If you’ve been on Instagram for at least five minutes today, we’re guessing you’ve probably seen at least a few posts with an arrow and text that instructs you to turn on post notifications. If you’re super confused by them, allow us to explain. Basically, Instagram is following in the footsteps of their parent company Facebook, in that they’re no longer going to show you posts in chronological order. Instead, they’re going to use an algorithm to bump up the accounts it thinks you’ll like (AKA the ones you like + comment on most).
Instagram hasn’t revealed exactly when this change will roll out, but celebrities are starting their campaigns now. To help alert followers of the upcoming change, celebrities and other accounts with a sizeable number of followers have started posting different versions of the same photo, all of which essentially ask followers to turn on notifications for their account. That means from then on, you’ll get an alert every time they post something. That’s all well and good if you’re a celeb’s number one fan, but what if you just don’t want to miss something?

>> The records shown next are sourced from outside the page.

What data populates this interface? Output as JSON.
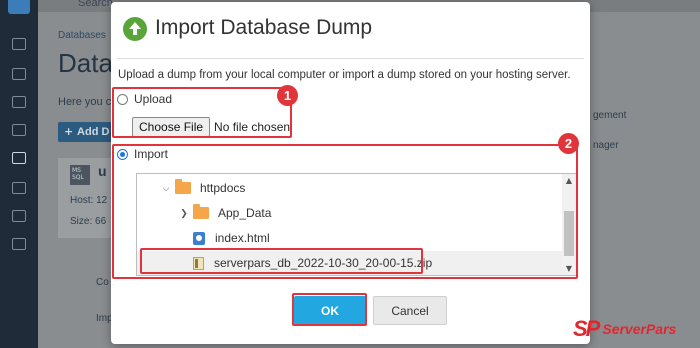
{
  "background": {
    "search_text": "Search",
    "breadcrumb": "Databases",
    "page_title": "Data",
    "intro_text": "Here you c",
    "add_button": "Add D",
    "db_badge": "MS SQL",
    "db_name": "u",
    "host_label": "Host: 12",
    "size_label": "Size: 66",
    "right_text_1": "gement",
    "right_text_2": "nager",
    "row_1": "Co",
    "row_2": "Imp"
  },
  "dialog": {
    "title": "Import Database Dump",
    "description": "Upload a dump from your local computer or import a dump stored on your hosting server.",
    "upload_label": "Upload",
    "choose_file_label": "Choose File",
    "no_file_text": "No file chosen",
    "import_label": "Import",
    "selected_option": "Import",
    "tree": [
      {
        "name": "httpdocs",
        "type": "folder",
        "expanded": true
      },
      {
        "name": "App_Data",
        "type": "folder",
        "expanded": false
      },
      {
        "name": "index.html",
        "type": "html-file"
      },
      {
        "name": "serverpars_db_2022-10-30_20-00-15.zip",
        "type": "zip-file",
        "selected": true
      }
    ],
    "ok_label": "OK",
    "cancel_label": "Cancel"
  },
  "annotations": {
    "badge_1": "1",
    "badge_2": "2",
    "highlight_color": "#e0353b"
  },
  "watermark": {
    "logo_text": "SP",
    "name": "ServerPars"
  },
  "colors": {
    "ok_button": "#22a7e0",
    "icon_green": "#5aa53a",
    "folder": "#f5a64a"
  }
}
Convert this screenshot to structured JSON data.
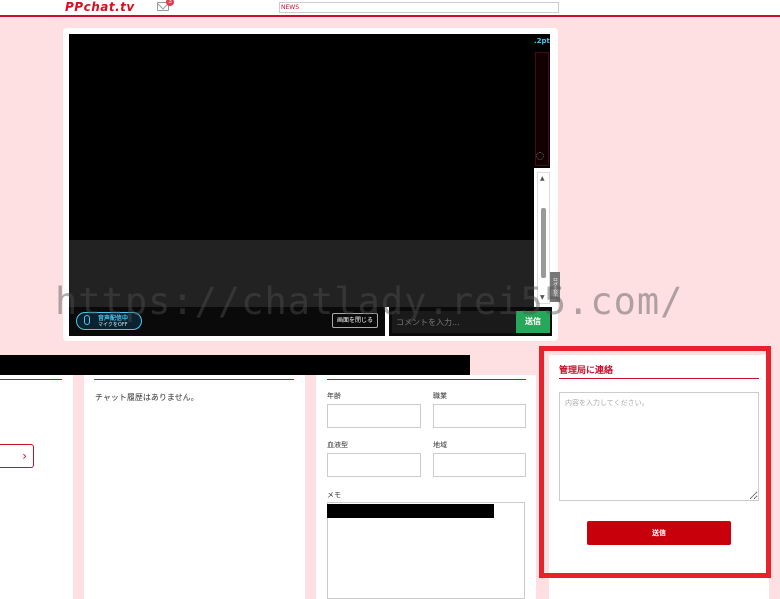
{
  "header": {
    "logo": "PPchat.tv",
    "mail_count": "3",
    "news_label": "NEWS"
  },
  "player": {
    "pt_label": ".2pt",
    "log_tab_label": "ログ表示",
    "mic_status_title": "音声配信中",
    "mic_status_sub": "マイクをOFF",
    "close_screen_label": "画面を閉じる",
    "comment_placeholder": "コメントを入力...",
    "send_label": "送信"
  },
  "history": {
    "empty_text": "チャット履歴はありません。"
  },
  "profile": {
    "age_label": "年齢",
    "job_label": "職業",
    "blood_label": "血液型",
    "region_label": "地域",
    "memo_label": "メモ"
  },
  "contact": {
    "title": "管理局に連絡",
    "placeholder": "内容を入力してください。",
    "send_label": "送信"
  },
  "watermark": "https://chatlady.rei55.com/",
  "colors": {
    "brand_red": "#c8102e",
    "background": "#ffe0e2",
    "send_green": "#26a85a",
    "mic_cyan": "#48c6ef",
    "highlight_red": "#e8222d"
  }
}
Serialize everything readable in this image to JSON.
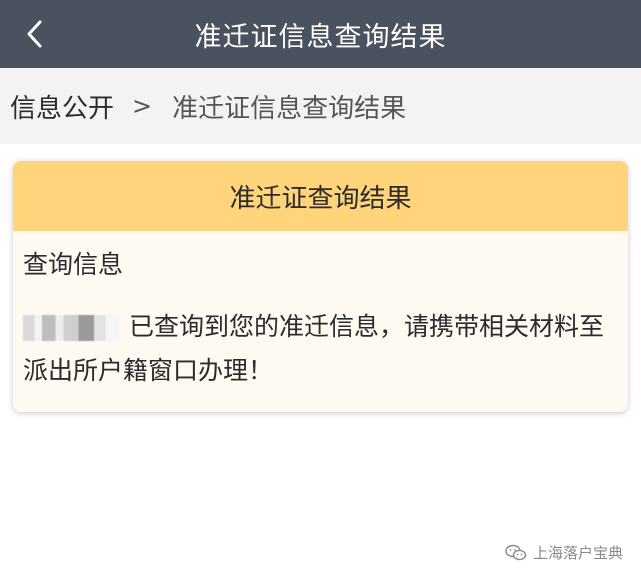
{
  "topbar": {
    "title": "准迁证信息查询结果",
    "back_icon": "chevron-left-icon",
    "background": "#4a5260"
  },
  "breadcrumb": {
    "home": "信息公开",
    "separator": ">",
    "current": "准迁证信息查询结果"
  },
  "card": {
    "header": "准迁证查询结果",
    "subtitle": "查询信息",
    "message": "已查询到您的准迁信息，请携带相关材料至派出所户籍窗口办理！",
    "header_color": "#ffd47a"
  },
  "watermark": {
    "text": "上海落户宝典",
    "icon": "wechat-icon"
  }
}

The solution? Start double tapping on those accounts you care about. The algorithm is said to organize your feed based on the account you engage with most. So if you’re already an avid “liker,” than this change probably won’t make much of a difference for you. However, if you’re more of an observer than a participator on social media, you could easily open up your feed in the near future and find yourself wondering where all your favorite accounts have gone.
We know this is a troubling and uncertain time, but just take a deep breath and we’ll all make it out together.